In summary, the results show that the addition of lithium (a4) to the coating composition leads on the one hand to a significantly improved corrosion resistance. On the other hand, an increase in the ratio of (a4) leads to a decrease in surface quality. At a ratio of 388ppm (A4), electrophoretic deposition was even no longer possible.
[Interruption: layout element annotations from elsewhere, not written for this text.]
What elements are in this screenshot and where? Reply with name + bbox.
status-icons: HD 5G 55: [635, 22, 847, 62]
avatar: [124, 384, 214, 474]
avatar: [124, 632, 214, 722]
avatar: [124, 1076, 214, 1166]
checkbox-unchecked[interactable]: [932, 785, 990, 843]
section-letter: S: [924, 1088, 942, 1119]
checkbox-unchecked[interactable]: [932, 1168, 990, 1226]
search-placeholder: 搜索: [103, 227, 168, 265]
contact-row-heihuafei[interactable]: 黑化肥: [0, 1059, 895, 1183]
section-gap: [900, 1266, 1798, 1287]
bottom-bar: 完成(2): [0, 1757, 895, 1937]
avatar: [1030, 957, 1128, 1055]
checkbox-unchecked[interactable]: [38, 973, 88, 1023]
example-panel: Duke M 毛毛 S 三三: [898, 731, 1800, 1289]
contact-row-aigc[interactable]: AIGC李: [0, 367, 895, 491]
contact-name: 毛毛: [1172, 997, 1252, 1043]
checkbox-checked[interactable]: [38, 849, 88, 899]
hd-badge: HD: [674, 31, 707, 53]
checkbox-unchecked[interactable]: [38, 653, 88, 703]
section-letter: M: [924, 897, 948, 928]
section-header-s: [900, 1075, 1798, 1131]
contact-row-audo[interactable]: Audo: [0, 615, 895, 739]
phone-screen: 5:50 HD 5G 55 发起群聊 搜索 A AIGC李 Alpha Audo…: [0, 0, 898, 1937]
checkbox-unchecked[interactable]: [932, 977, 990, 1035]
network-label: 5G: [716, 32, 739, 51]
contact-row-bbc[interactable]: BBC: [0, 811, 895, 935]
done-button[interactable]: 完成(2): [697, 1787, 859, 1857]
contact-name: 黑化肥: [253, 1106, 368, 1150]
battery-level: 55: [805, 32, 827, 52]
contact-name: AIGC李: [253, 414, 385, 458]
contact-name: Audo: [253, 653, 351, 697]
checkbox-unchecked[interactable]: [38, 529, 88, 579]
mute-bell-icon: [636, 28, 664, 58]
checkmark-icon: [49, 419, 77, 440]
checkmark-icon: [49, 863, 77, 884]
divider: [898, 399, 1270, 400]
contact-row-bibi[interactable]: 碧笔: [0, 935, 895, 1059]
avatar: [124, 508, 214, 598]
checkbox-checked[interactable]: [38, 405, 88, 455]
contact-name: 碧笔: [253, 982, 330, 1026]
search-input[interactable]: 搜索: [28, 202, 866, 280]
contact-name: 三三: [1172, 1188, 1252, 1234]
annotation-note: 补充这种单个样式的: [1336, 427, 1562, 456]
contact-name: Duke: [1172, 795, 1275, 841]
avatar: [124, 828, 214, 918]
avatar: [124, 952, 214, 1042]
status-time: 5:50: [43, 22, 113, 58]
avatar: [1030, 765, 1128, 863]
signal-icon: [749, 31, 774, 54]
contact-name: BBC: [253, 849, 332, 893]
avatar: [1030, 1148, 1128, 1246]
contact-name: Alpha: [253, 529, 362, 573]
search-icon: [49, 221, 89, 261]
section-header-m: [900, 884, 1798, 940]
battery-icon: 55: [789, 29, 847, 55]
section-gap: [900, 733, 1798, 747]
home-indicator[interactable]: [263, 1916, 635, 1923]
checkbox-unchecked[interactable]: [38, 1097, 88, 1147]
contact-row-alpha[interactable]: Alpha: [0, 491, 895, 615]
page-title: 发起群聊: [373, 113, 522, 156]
3c investigation of coatings prepared using the coating compositions listed in Table 1c

The crosslinking performance of coatings prepared using the coating compositions listed in table 1c was investigated. Table 3c shows the results.

TABLE 3c

	(A)E1	(A)E6	(A)E7	(A)E8	(A)E9
						Ratio of lithium phosphate	-	100ppm	150ppm	250ppm	350ppm
Proportion (A4)	27ppm	18ppm	27ppm	n.d.	n.d.
						Proportion (A5)	-	27ppm	40ppm	67ppm	93.5ppm
Initial temperature	147℃	148℃	150℃	157℃	155℃
						Offset time, 160 deg.C	30 minutes	30 minutes	36 minutes	43 minutes	46 minutes
Offset time, 175 deg.C	20 minutes	20 minutes	22 minutes	27 minutes	28 minutes
						Offset time, 190 deg.C	15 minutes	15 minutes	18 minutes	19 minutes	18 minutes
Tg(CRS)	88	80	77	56	52
						Tg(HDG)	86	76	64	57	56
Tg(ALU)	87	84	56	49	48

The results show that for a preferred system of coating compositions (a) comprising a bismuth-based catalyst, the proportion of phosphorus present in the composition should preferably be very low. The reason is that the higher the proportion of phosphorus, the poorer the crosslinkability (as is evident from the higher onset temperature, the longer offset time and the lower glass transition temperature).